À l’heure où tous les candidats à l’élection présidentielle parlent de protection de l’industrie, de réindustrialisation, de valorisation des métiers de l’industrie, il n’est pas inutile de rappeler qu’il existe depuis 2006 un dispositif européen efficace mais mal connu d’aide à la reconversion des salariés licenciés de l’industrie.

 

Emmanuelle Butaud-Stubbs, membre du CESE & Déléguée Générale de l’Union des Industries Textiles & Jean-Pierre Haber, membre de la Commission consultative des mutations industrielles

 

Qu’est ce que le FEM ?

Le fonds d’ajustement à la mondialisation (FEM) a été mis en place en 2006. Doté d’un budget de 500 millions d’euros par an, ce fonds était destiné à accorder des aides aux salariés de secteurs et de régions industriels bousculés par la mondialisation afin de leur permettre de se former pour accéder à un nouvel emploi. Conçu à l’origine pour faire de la réparation sociale à la suite de modifications survenues dans le commerce mondial (la disparition des quotas textile-habillement en 2005 par exemple) à l’instar de ce que prévoyait déjà le Trade Adjustment Act aux Etats-Unis dés les années 60, le FEM a été étendu en 2009 aux travailleurs ayant perdu leur emploi du fait de la crise économique et financière mondiale.

 

Ce fonds de solidarité européen destiné à gérer des situations d’urgence a-t-il été efficace ?

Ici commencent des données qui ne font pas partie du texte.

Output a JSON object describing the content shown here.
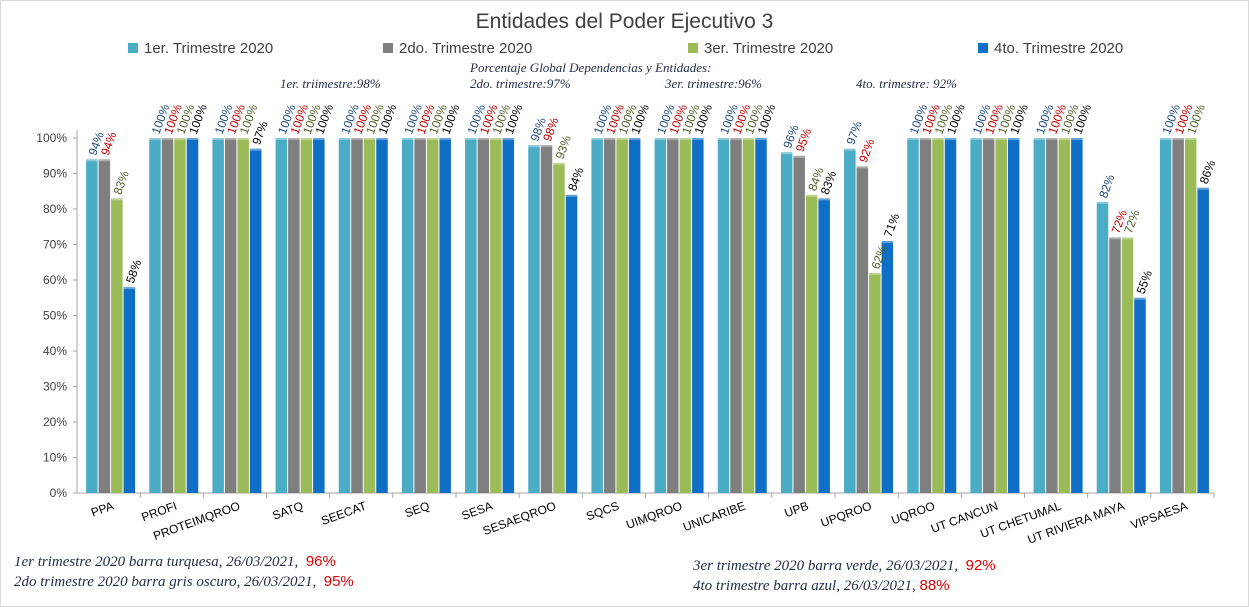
{
  "chart_data": {
    "type": "bar",
    "title": "Entidades del Poder Ejecutivo 3",
    "ylim": [
      0,
      100
    ],
    "yticks": [
      "0%",
      "10%",
      "20%",
      "30%",
      "40%",
      "50%",
      "60%",
      "70%",
      "80%",
      "90%",
      "100%"
    ],
    "grid": false,
    "legend_position": "top",
    "categories": [
      "PPA",
      "PROFI",
      "PROTEIMQROO",
      "SATQ",
      "SEECAT",
      "SEQ",
      "SESA",
      "SESAEQROO",
      "SQCS",
      "UIMQROO",
      "UNICARIBE",
      "UPB",
      "UPQROO",
      "UQROO",
      "UT CANCUN",
      "UT CHETUMAL",
      "UT RIVIERA MAYA",
      "VIPSAESA"
    ],
    "series": [
      {
        "name": "1er. Trimestre 2020",
        "color": "#4bacc6",
        "values": [
          94,
          100,
          100,
          100,
          100,
          100,
          100,
          98,
          100,
          100,
          100,
          96,
          97,
          100,
          100,
          100,
          82,
          100
        ],
        "labels": [
          "94%",
          "100%",
          "100%",
          "100%",
          "100%",
          "100%",
          "100%",
          "98%",
          "100%",
          "100%",
          "100%",
          "96%",
          "97%",
          "100%",
          "100%",
          "100%",
          "82%",
          "100%"
        ]
      },
      {
        "name": "2do. Trimestre 2020",
        "color": "#7f7f7f",
        "values": [
          94,
          100,
          100,
          100,
          100,
          100,
          100,
          98,
          100,
          100,
          100,
          95,
          92,
          100,
          100,
          100,
          72,
          100
        ],
        "labels": [
          "94%",
          "100%",
          "100%",
          "100%",
          "100%",
          "100%",
          "100%",
          "98%",
          "100%",
          "100%",
          "100%",
          "95%",
          "92%",
          "100%",
          "100%",
          "100%",
          "72%",
          "100%"
        ]
      },
      {
        "name": "3er. Trimestre 2020",
        "color": "#9bbb59",
        "values": [
          83,
          100,
          100,
          100,
          100,
          100,
          100,
          93,
          100,
          100,
          100,
          84,
          62,
          100,
          100,
          100,
          72,
          100
        ],
        "labels": [
          "83%",
          "100%",
          "100%",
          "100%",
          "100%",
          "100%",
          "100%",
          "93%",
          "100%",
          "100%",
          "100%",
          "84%",
          "62%",
          "100%",
          "100%",
          "100%",
          "72%",
          "100%"
        ]
      },
      {
        "name": "4to. Trimestre 2020",
        "color": "#0f6fc6",
        "values": [
          58,
          100,
          97,
          100,
          100,
          100,
          100,
          84,
          100,
          100,
          100,
          83,
          71,
          100,
          100,
          100,
          55,
          86
        ],
        "labels": [
          "58%",
          "100%",
          "97%",
          "100%",
          "100%",
          "100%",
          "100%",
          "84%",
          "100%",
          "100%",
          "100%",
          "83%",
          "71%",
          "100%",
          "100%",
          "100%",
          "55%",
          "86%"
        ]
      }
    ],
    "label_colors": [
      "#1f497d",
      "#c00000",
      "#4f6228",
      "#000000"
    ]
  },
  "annotations": {
    "header": "Porcentaje Global  Dependencias y Entidades:",
    "q1": "1er. triimestre:98%",
    "q2": "2do. trimestre:97%",
    "q3": "3er. trimestre:96%",
    "q4": "4to. trimestre: 92%"
  },
  "footer": {
    "line1_text": "1er trimestre  2020 barra turquesa,  26/03/2021,",
    "line1_pct": "96%",
    "line2_text": "2do trimestre 2020 barra gris oscuro,  26/03/2021,",
    "line2_pct": "95%",
    "line3_text": "3er trimestre 2020 barra verde,  26/03/2021,",
    "line3_pct": "92%",
    "line4_text": "4to trimestre barra azul, 26/03/2021,",
    "line4_pct": "88%"
  }
}
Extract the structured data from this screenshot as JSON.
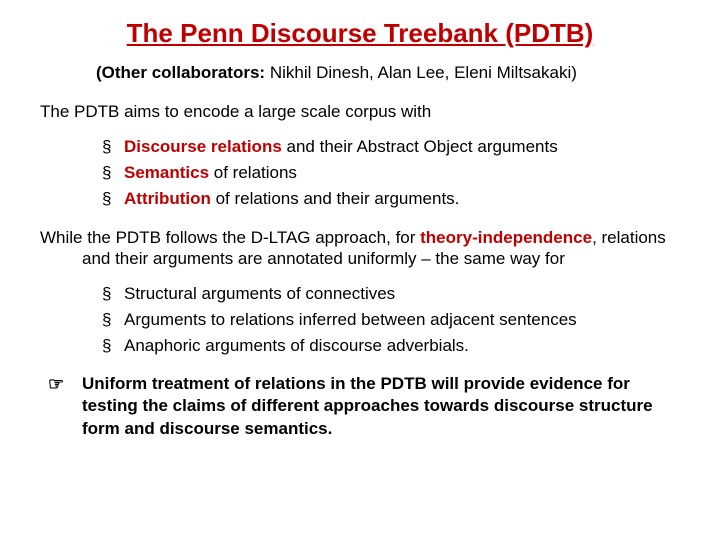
{
  "colors": {
    "accent": "#c00000",
    "text": "#000000",
    "background": "#ffffff"
  },
  "typography": {
    "title_fontsize": 26,
    "body_fontsize": 17,
    "family": "Arial"
  },
  "title": "The Penn Discourse Treebank (PDTB)",
  "subtitle": {
    "lead": "(Other collaborators:",
    "rest": " Nikhil Dinesh, Alan Lee, Eleni Miltsakaki)"
  },
  "intro": "The PDTB aims to encode a large scale corpus with",
  "list1": {
    "items": [
      {
        "kw": "Discourse relations",
        "rest": " and their Abstract Object arguments"
      },
      {
        "kw": "Semantics",
        "rest": " of relations"
      },
      {
        "kw": "Attribution",
        "rest": " of relations and their arguments."
      }
    ]
  },
  "mid": {
    "pre": "While the PDTB follows the D-LTAG approach, for ",
    "kw": "theory-independence",
    "post": ", relations and their arguments are annotated uniformly – the same way for"
  },
  "list2": {
    "items": [
      "Structural arguments of connectives",
      "Arguments to relations inferred between adjacent sentences",
      "Anaphoric arguments of discourse adverbials."
    ]
  },
  "final": {
    "symbol": "☞",
    "text": "Uniform treatment of relations in the PDTB will provide evidence for testing the claims of different approaches towards discourse structure form and discourse semantics."
  }
}
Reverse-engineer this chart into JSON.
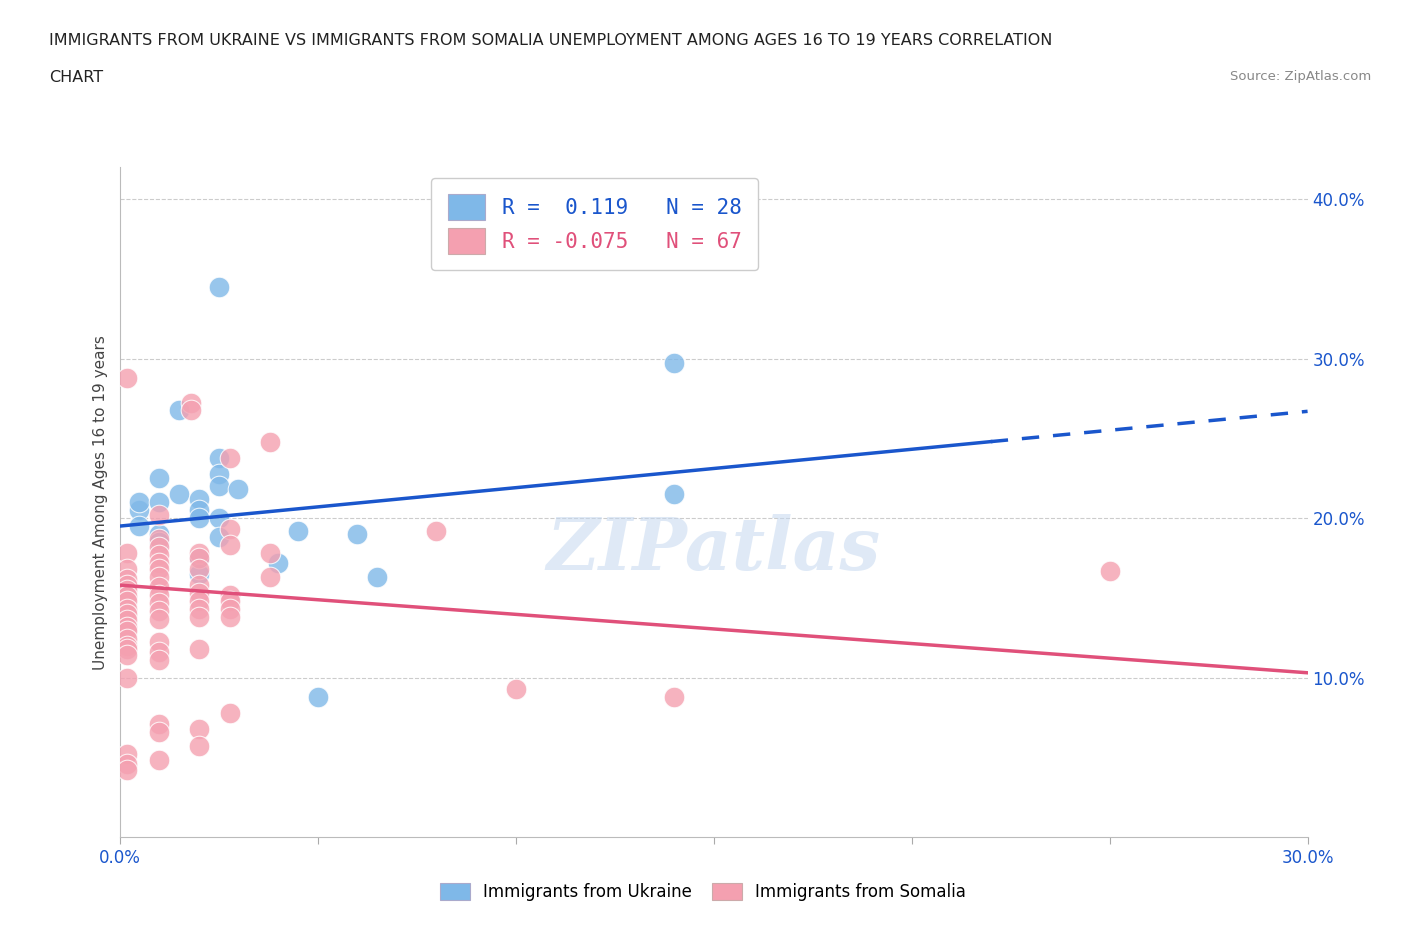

Selon une évaluation récente conduite par la Commission européenne, le FEM a été actionné 78 fois par 19 États membres (dont la France, l’Allemagne, l’Italie, l’Espagne, le Portugal ou l’Irlande) afin d’aider au reclassement 78 000 salariés de secteurs industriels tels que l’automobile (les équipementiers de PSA et Renault), l’électronique, les télécommunications, et le textile. Près de 358 millions d’euros ont ainsi été accordés à des travailleurs licenciés, parfois âgés, et de faible niveau de qualification afin de les aider à trouver un nouvel emploi, ou à créer leur entreprise. Le principal motif, c’est la crise (87% des interventions), la mondialisation n’ayant joué que marginalement. Le taux de réemploi moyen est estimé à 41,8% avec des écarts importants selon les régions puisque dans certaines, bâties sur des mono-industries, il a été de 5% et dans d’autres, bénéficiant d’un dynamisme plurisectoriel, il a pu atteindre 78%. On constate donc que les fonds ont été sous-consommés en raison de plusieurs défauts du dispositif : des procédures de saisine trop complexes par les États et les régions, des délais d’instruction beaucoup trop longs (18 mois en moyenne pour une aide d’urgence !), et une notoriété faible. Combien d’élus, de responsables politiques ou syndicaux français ont-ils fait la promotion de ce Fonds européen d’ajustement à la mondialisation ?

 

Quelles sont les pistes d’amélioration pour le rendre plus efficace ?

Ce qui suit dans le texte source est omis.